Laila El-Haddad’s visit is supported by the Australian Jewish Democratic Society.
Featuring
Laila El-Haddad
Laila El-Haddad is an award-winning Palestinian writer, social activist and public speaker who frequently lectures on the situation in Gaza, the intersection of food and politics, and contemporary Islam.
She is the author of Gaza Mom: Palestine, Politics, Parenting, and Everything In Between and, co-author of the critically acclaimed The Gaza Kitchen: A Palestinian Culinary Journey. She is also a policy advisor with al-Shabaka, the Palestinian Policy Network.
Through her work as a writer and documentarian, she provides much-needed insight into the human experience of the region. She was recently featured in Anthony Bourdain's Parts Unknown episode ‘Jerusalem, the West Bank, and Gaza’ as his guide in the Gaza Strip.
From 2003 to 2007, El-Haddad was the Gaza correspondent for the Al Jazeera English website and a regular contributor to the BBC World Service. During this time, she co-directed two Gaza-based documentaries, including The Tunnel Trade.
A graduate of Duke University and the Harvard Kennedy School, she is a recipient of the Clinton Scholarship, as well as the Inspiration for Hope and the Literary Leadership Awards. Born in Kuwait to Palestinian parents from Gaza, she currently lives in Clarksville, Maryland with her husband and their three children. You’ll frequently find her poking around people's kitchens, in a forest, or on a basketball court.
Jordy Silverstein
Jordy is a historian and writer. She is the author of Anxious Histories: Narrating the Holocaust in Jewish Communities at the Beginning of the Twenty-First Century (Berghahn Books, 2015), co-editor of In the Shadows of Memory: The Holocaust and the Third Generation (Vallentine Mitchell, 2016), and has been published in New Matilda, Overland and the Conversation.

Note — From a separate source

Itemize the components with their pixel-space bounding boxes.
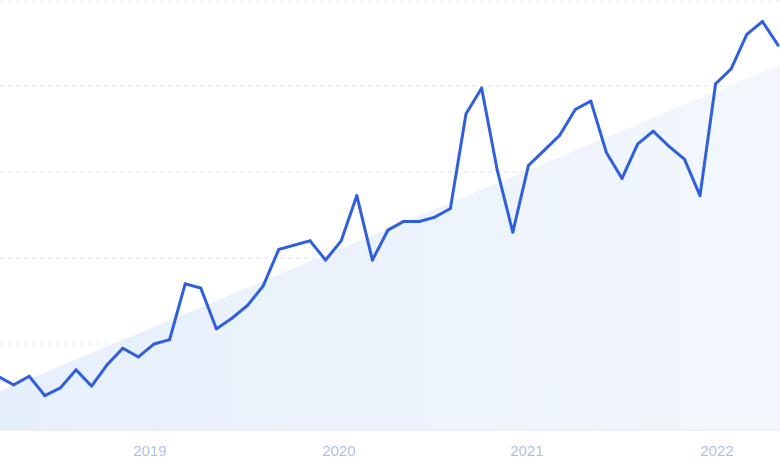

She is currently a Postdoctoral Research Associate in History at the University of Melbourne, researching a history of Australian government policy towards child refugees as part of the ARC Laureate Research Fellowship 'Child Refugees and Australian Internationalism from 1920 to the present'. Her other research projects have examined histories of modern Jewish identity, sexuality and collective memory.